Associações preocupadas com acesso mais difícil ao SNS: falta de médicos de família pode facilitar automedicação

Foto: Leonel de Castro/Global Imagens (arquivo)
Um estudo indica que mais de metade das pessoas recorrem à automedicação. Em declarações à TSF, Nuno Jacinto, da Associação de Medicina Geral e Familiar, e Bernardo Gomes, da Associação de Médicos de Saúde Pública, alertam para a falta de médicos de família
A dificuldade cada vez maior no acesso aos cuidados de saúde preocupam a Associação de Medicina Geral e Familiar e a Associação de Médicos de Saúde Pública. Em declarações à TSF, Nuno Jacinto e Bernardo Gomes lamentam que a falta de médicos de família se arraste há mais de dez anos. Por outro lado, a Associação de Medicina Geral e Familiar acredita que a falta daqueles profissionais de saúde pode facilitar a automedicação.
Um estudo divulgado esta terça-feira indica que mais de metade das pessoas recorrem à automedicação. O relatório mostra também uma prática mais disseminada do que se pensa e também usada na saúde mental, sendo que a maioria não diz ao médico. Os investigadores alertam para a necessidade de garantir que a automedicação seja parte da integração de cuidados e defendem que, para isso acontecer, as pessoas devem ter acesso a informação clara e acessível, para saber quando podem tratar um problema por si, e deve haver estruturas de proximidade que consigam avaliar a necessidade e orientar o utente e uma comunicação entre os prestadores.
Em declarações à TSF, Nuno Jacinto considera positiva a automedicação nos doentes ligeiros, mas sublinha que isso pode resultar da falta de médicos de família.
"O que é preocupante é não termos um médico de família para todos. A questão dos autocuidados, desde que seja feita de forma informada em situações clínicas ligeiras, com recurso a medicação não sujeita à receita médica e adequada, ou seja, que seja uma decisão fundamentada e correta, não é preocupante e a situação dos autocuidados é até promovida e defendida pelos profissionais de saúde neste tipo de situações", explica à TSF Nuno Jacinto.

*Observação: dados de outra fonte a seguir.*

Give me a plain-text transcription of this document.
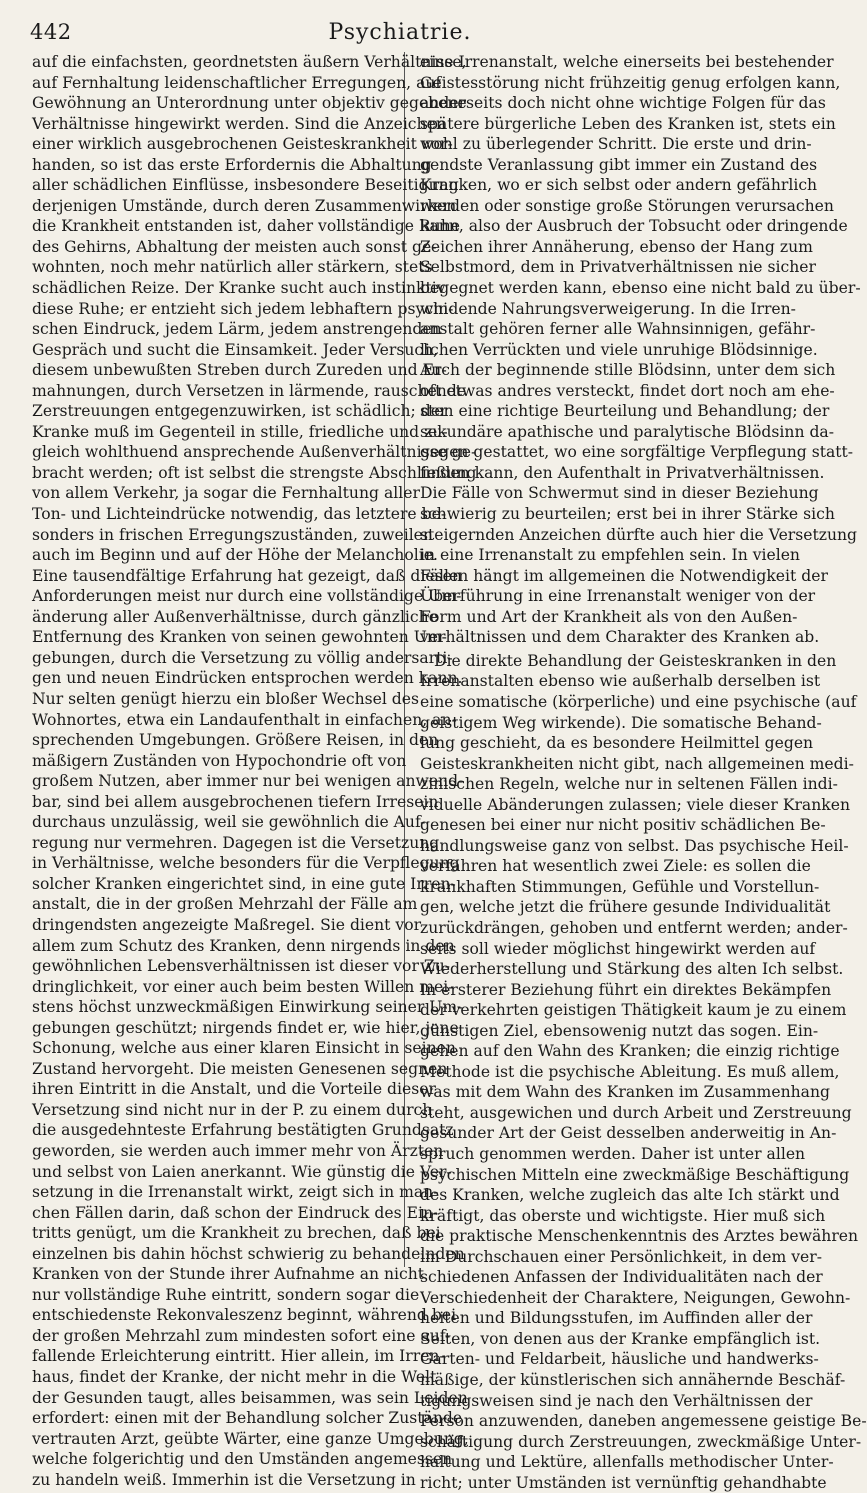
442	Psychiatrie.
auf die einfachsten, geordnetsten äußern Verhältnisse,
auf Fernhaltung leidenschaftlicher Erregungen, auf
Gewöhnung an Unterordnung unter objektiv gegebene
Verhältnisse hingewirkt werden. Sind die Anzeichen
einer wirklich ausgebrochenen Geisteskrankheit vor-
handen, so ist das erste Erfordernis die Abhaltung
aller schädlichen Einflüsse, insbesondere Beseitigung
derjenigen Umstände, durch deren Zusammenwirken
die Krankheit entstanden ist, daher vollständige Ruhe
des Gehirns, Abhaltung der meisten auch sonst ge-
wohnten, noch mehr natürlich aller stärkern, stets
schädlichen Reize. Der Kranke sucht auch instinktiv
diese Ruhe; er entzieht sich jedem lebhaftern psychi-
schen Eindruck, jedem Lärm, jedem anstrengenden
Gespräch und sucht die Einsamkeit. Jeder Versuch,
diesem unbewußten Streben durch Zureden und Er-
mahnungen, durch Versetzen in lärmende, rauschende
Zerstreuungen entgegenzuwirken, ist schädlich; der
Kranke muß im Gegenteil in stille, friedliche und zu-
gleich wohlthuend ansprechende Außenverhältnisse ge-
bracht werden; oft ist selbst die strengste Abschließung
von allem Verkehr, ja sogar die Fernhaltung aller
Ton- und Lichteindrücke notwendig, das letztere be-
sonders in frischen Erregungszuständen, zuweilen
auch im Beginn und auf der Höhe der Melancholie.
Eine tausendfältige Erfahrung hat gezeigt, daß diesen
Anforderungen meist nur durch eine vollständige Um-
änderung aller Außenverhältnisse, durch gänzliche
Entfernung des Kranken von seinen gewohnten Um-
gebungen, durch die Versetzung zu völlig andersarti-
gen und neuen Eindrücken entsprochen werden kann.
Nur selten genügt hierzu ein bloßer Wechsel des
Wohnortes, etwa ein Landaufenthalt in einfachen, an-
sprechenden Umgebungen. Größere Reisen, in den
mäßigern Zuständen von Hypochondrie oft von
großem Nutzen, aber immer nur bei wenigen anwend-
bar, sind bei allem ausgebrochenen tiefern Irresein
durchaus unzulässig, weil sie gewöhnlich die Auf-
regung nur vermehren. Dagegen ist die Versetzung
in Verhältnisse, welche besonders für die Verpflegung
solcher Kranken eingerichtet sind, in eine gute Irren-
anstalt, die in der großen Mehrzahl der Fälle am
dringendsten angezeigte Maßregel. Sie dient vor
allem zum Schutz des Kranken, denn nirgends in den
gewöhnlichen Lebensverhältnissen ist dieser vor Zu-
dringlichkeit, vor einer auch beim besten Willen mei-
stens höchst unzweckmäßigen Einwirkung seiner Um-
gebungen geschützt; nirgends findet er, wie hier, jene
Schonung, welche aus einer klaren Einsicht in seinen
Zustand hervorgeht. Die meisten Genesenen segnen
ihren Eintritt in die Anstalt, und die Vorteile dieser
Versetzung sind nicht nur in der P. zu einem durch
die ausgedehnteste Erfahrung bestätigten Grundsatz
geworden, sie werden auch immer mehr von Ärzten
und selbst von Laien anerkannt. Wie günstig die Ver-
setzung in die Irrenanstalt wirkt, zeigt sich in man-
chen Fällen darin, daß schon der Eindruck des Ein-
tritts genügt, um die Krankheit zu brechen, daß bei
einzelnen bis dahin höchst schwierig zu behandelnden
Kranken von der Stunde ihrer Aufnahme an nicht
nur vollständige Ruhe eintritt, sondern sogar die
entschiedenste Rekonvaleszenz beginnt, während bei
der großen Mehrzahl zum mindesten sofort eine auf-
fallende Erleichterung eintritt. Hier allein, im Irren-
haus, findet der Kranke, der nicht mehr in die Welt
der Gesunden taugt, alles beisammen, was sein Leiden
erfordert: einen mit der Behandlung solcher Zustände
vertrauten Arzt, geübte Wärter, eine ganze Umgebung,
welche folgerichtig und den Umständen angemessen
zu handeln weiß. Immerhin ist die Versetzung in
eine Irrenanstalt, welche einerseits bei bestehender
Geistesstörung nicht frühzeitig genug erfolgen kann,
anderseits doch nicht ohne wichtige Folgen für das
spätere bürgerliche Leben des Kranken ist, stets ein
wohl zu überlegender Schritt. Die erste und drin-
gendste Veranlassung gibt immer ein Zustand des
Kranken, wo er sich selbst oder andern gefährlich
werden oder sonstige große Störungen verursachen
kann, also der Ausbruch der Tobsucht oder dringende
Zeichen ihrer Annäherung, ebenso der Hang zum
Selbstmord, dem in Privatverhältnissen nie sicher
begegnet werden kann, ebenso eine nicht bald zu über-
windende Nahrungsverweigerung. In die Irren-
anstalt gehören ferner alle Wahnsinnigen, gefähr-
lichen Verrückten und viele unruhige Blödsinnige.
Auch der beginnende stille Blödsinn, unter dem sich
oft etwas andres versteckt, findet dort noch am ehe-
sten eine richtige Beurteilung und Behandlung; der
sekundäre apathische und paralytische Blödsinn da-
gegen gestattet, wo eine sorgfältige Verpflegung statt-
finden kann, den Aufenthalt in Privatverhältnissen.
Die Fälle von Schwermut sind in dieser Beziehung
schwierig zu beurteilen; erst bei in ihrer Stärke sich
steigernden Anzeichen dürfte auch hier die Versetzung
in eine Irrenanstalt zu empfehlen sein. In vielen
Fällen hängt im allgemeinen die Notwendigkeit der
Überführung in eine Irrenanstalt weniger von der
Form und Art der Krankheit als von den Außen-
verhältnissen und dem Charakter des Kranken ab.
Die direkte Behandlung der Geisteskranken in den
Irrenanstalten ebenso wie außerhalb derselben ist
eine somatische (körperliche) und eine psychische (auf
geistigem Weg wirkende). Die somatische Behand-
lung geschieht, da es besondere Heilmittel gegen
Geisteskrankheiten nicht gibt, nach allgemeinen medi-
zinischen Regeln, welche nur in seltenen Fällen indi-
viduelle Abänderungen zulassen; viele dieser Kranken
genesen bei einer nur nicht positiv schädlichen Be-
handlungsweise ganz von selbst. Das psychische Heil-
verfahren hat wesentlich zwei Ziele: es sollen die
krankhaften Stimmungen, Gefühle und Vorstellun-
gen, welche jetzt die frühere gesunde Individualität
zurückdrängen, gehoben und entfernt werden; ander-
seits soll wieder möglichst hingewirkt werden auf
Wiederherstellung und Stärkung des alten Ich selbst.
In ersterer Beziehung führt ein direktes Bekämpfen
der verkehrten geistigen Thätigkeit kaum je zu einem
günstigen Ziel, ebensowenig nutzt das sogen. Ein-
gehen auf den Wahn des Kranken; die einzig richtige
Methode ist die psychische Ableitung. Es muß allem,
was mit dem Wahn des Kranken im Zusammenhang
steht, ausgewichen und durch Arbeit und Zerstreuung
gesunder Art der Geist desselben anderweitig in An-
spruch genommen werden. Daher ist unter allen
psychischen Mitteln eine zweckmäßige Beschäftigung
des Kranken, welche zugleich das alte Ich stärkt und
kräftigt, das oberste und wichtigste. Hier muß sich
die praktische Menschenkenntnis des Arztes bewähren
im Durchschauen einer Persönlichkeit, in dem ver-
schiedenen Anfassen der Individualitäten nach der
Verschiedenheit der Charaktere, Neigungen, Gewohn-
heiten und Bildungsstufen, im Auffinden aller der
Seiten, von denen aus der Kranke empfänglich ist.
Garten- und Feldarbeit, häusliche und handwerks-
mäßige, der künstlerischen sich annähernde Beschäf-
tigungsweisen sind je nach den Verhältnissen der
Person anzuwenden, daneben angemessene geistige Be-
schäftigung durch Zerstreuungen, zweckmäßige Unter-
haltung und Lektüre, allenfalls methodischer Unter-
richt; unter Umständen ist vernünftig gehandhabte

O presidente da Associação de Medicina Geral e Familiar alerta, no entanto, que "em situações de automedicação com outro tipo de medicamentos, para doenças crónicas, para patologia mental, aí a conversa já é diferente".
"Aquilo que nos preocupa é a inexistência de médicos de família para uma fatia significativa da nossa população e o que isso condiciona", sublinha, afirmando que as dificuldades no acesso aos cuidados de saúde é a prova do falhanço das políticas de sucessivos governos.

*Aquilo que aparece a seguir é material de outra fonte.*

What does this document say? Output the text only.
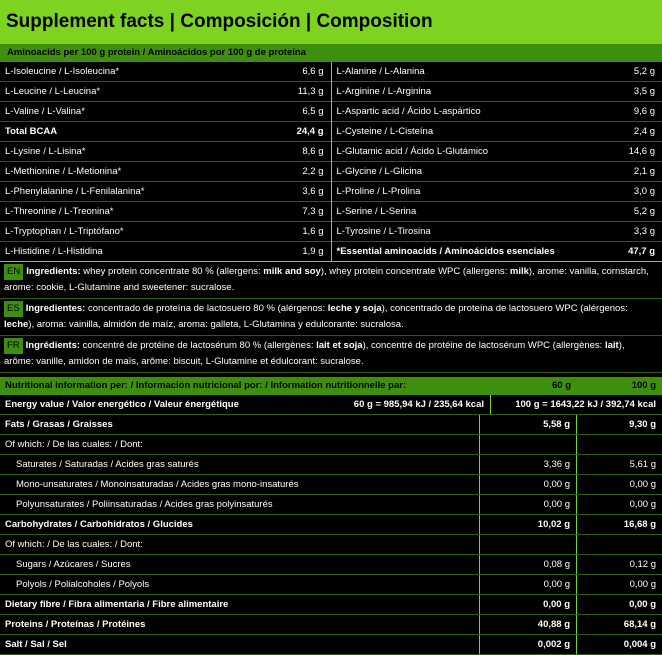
Supplement facts | Composición | Composition
Aminoacids per 100 g protein / Aminoácidos por 100 g de proteína
L-Isoleucine / L-Isoleucina*	6,6 g
L-Leucine / L-Leucina*	11,3 g
L-Valine / L-Valina*	6,5 g
Total BCAA	24,4 g
L-Lysine / L-Lisina*	8,6 g
L-Methionine / L-Metionina*	2,2 g
L-Phenylalanine / L-Fenilalanina*	3,6 g
L-Threonine / L-Treonina*	7,3 g
L-Tryptophan / L-Triptófano*	1,6 g
L-Histidine / L-Histidina	1,9 g
L-Alanine / L-Alanina	5,2 g
L-Arginine / L-Arginina	3,5 g
L-Aspartic acid / Ácido L-aspártico	9,6 g
L-Cysteine / L-Cisteína	2,4 g
L-Glutamic acid / Ácido L-Glutámico	14,6 g
L-Glycine / L-Glicina	2,1 g
L-Proline / L-Prolina	3,0 g
L-Serine / L-Serina	5,2 g
L-Tyrosine / L-Tirosina	3,3 g
*Essential aminoacids / Aminoácidos esenciales	47,7 g
EN Ingredients: whey protein concentrate 80 % (allergens: milk and soy), whey protein concentrate WPC (allergens: milk), arome: vanilla, cornstarch, arome: cookie, L-Glutamine and sweetener: sucralose.
ES Ingredientes: concentrado de proteína de lactosuero 80 % (alérgenos: leche y soja), concentrado de proteína de lactosuero WPC (alérgenos: leche), aroma: vainilla, almidón de maíz, aroma: galleta, L-Glutamina y edulcorante: sucralosa.
FR Ingrédients: concentré de protéine de lactosérum 80 % (allergènes: lait et soja), concentré de protéine de lactosérum WPC (allergènes: lait), arôme: vanille, amidon de maïs, arôme: biscuit, L-Glutamine et édulcorant: sucralose.
Nutritional information per: / Información nutricional por: / Information nutritionnelle par:	60 g	100 g
Energy value / Valor energético / Valeur énergétique	60 g = 985,94 kJ / 235,64 kcal	100 g = 1643,22 kJ / 392,74 kcal
Fats / Grasas / Graisses	5,58 g	9,30 g
Of which: / De las cuales: / Dont:
Saturates / Saturadas / Acides gras saturés	3,36 g	5,61 g
Mono-unsaturates / Monoinsaturadas / Acides gras mono-insaturés	0,00 g	0,00 g
Polyunsaturates / Poliinsaturadas / Acides gras polyinsaturés	0,00 g	0,00 g
Carbohydrates / Carbohidratos / Glucides	10,02 g	16,68 g
Of which: / De las cuales: / Dont:
Sugars / Azúcares / Sucres	0,08 g	0,12 g
Polyols / Polialcoholes / Polyols	0,00 g	0,00 g
Dietary fibre / Fibra alimentaria / Fibre alimentaire	0,00 g	0,00 g
Proteins / Proteínas / Protéines	40,88 g	68,14 g
Salt / Sal / Sel	0,002 g	0,004 g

"As políticas que foram adotadas ao longo das últimas décadas não funcionaram. Obviamente que não é uma coisa só desta legislatura e desta tutela, mas a tendência não se inverte. Quando olhamos para os números, não vemos uma evolução positiva do número de médicos de família no SNS, pelo contrário, ou há uma estagnação, ou, dependendo do período em análise, por vezes há até uma diminuição", assinala, frisando que esta é uma situação "muito preocupante".
"Significa que continuamos sem conseguir atrair e reter médicos de família no SNS por múltiplas opções políticas incorretas, que têm a ver não só com a remuneração, mas também com as condições de trabalho e a valorização que não é dada a estes profissionais", acrescenta.
Para o presidente da Associação de Médicos de Saúde Pública, os problemas apontados pelo estudo não são novidade. Também ouvido pela TSF, Bernardo Gomes lamenta que a falta de médicos de família seja um "problema" que tem "mais de uma década".
"Temos um problema de cobertura de médicos de família em algumas zonas críticas do país, com destaque para Lisboa e Vale do Tejo, com responsabilidade de vários governos e também da Administração Regional de Saúde de Lisboa e Vale do Tejo enquanto estava a funcionar", afirma, argumentando que "tem de haver alguma permeabilidade para soluções diferentes por parte não só da Saúde, mas também do Ministério das Finanças e da administração pública".
"Há um problema para resolver já há demasiado tempo, o que tem consequências", alerta.
Os ministérios da Saúde e das Finanças devem ser mais flexíveis, defende Bernardo Gomes, lembrando que as soluções são conhecidas. Agora, é mais do que tempo para mudar a política e recursos humanos.
"Face a estas circunstâncias e na época difícil que estamos a passar, com sobrecarga de serviços de urgência um pouco por todo o país, mas em Lisboa e Vale to Tejo, mais uma vez, de forma mais destacada, e em centros que estão carentes de reestruturação, como o Amadora-Sintra, chegou o momento de ter uma política de recursos humanos diferente", acrescenta.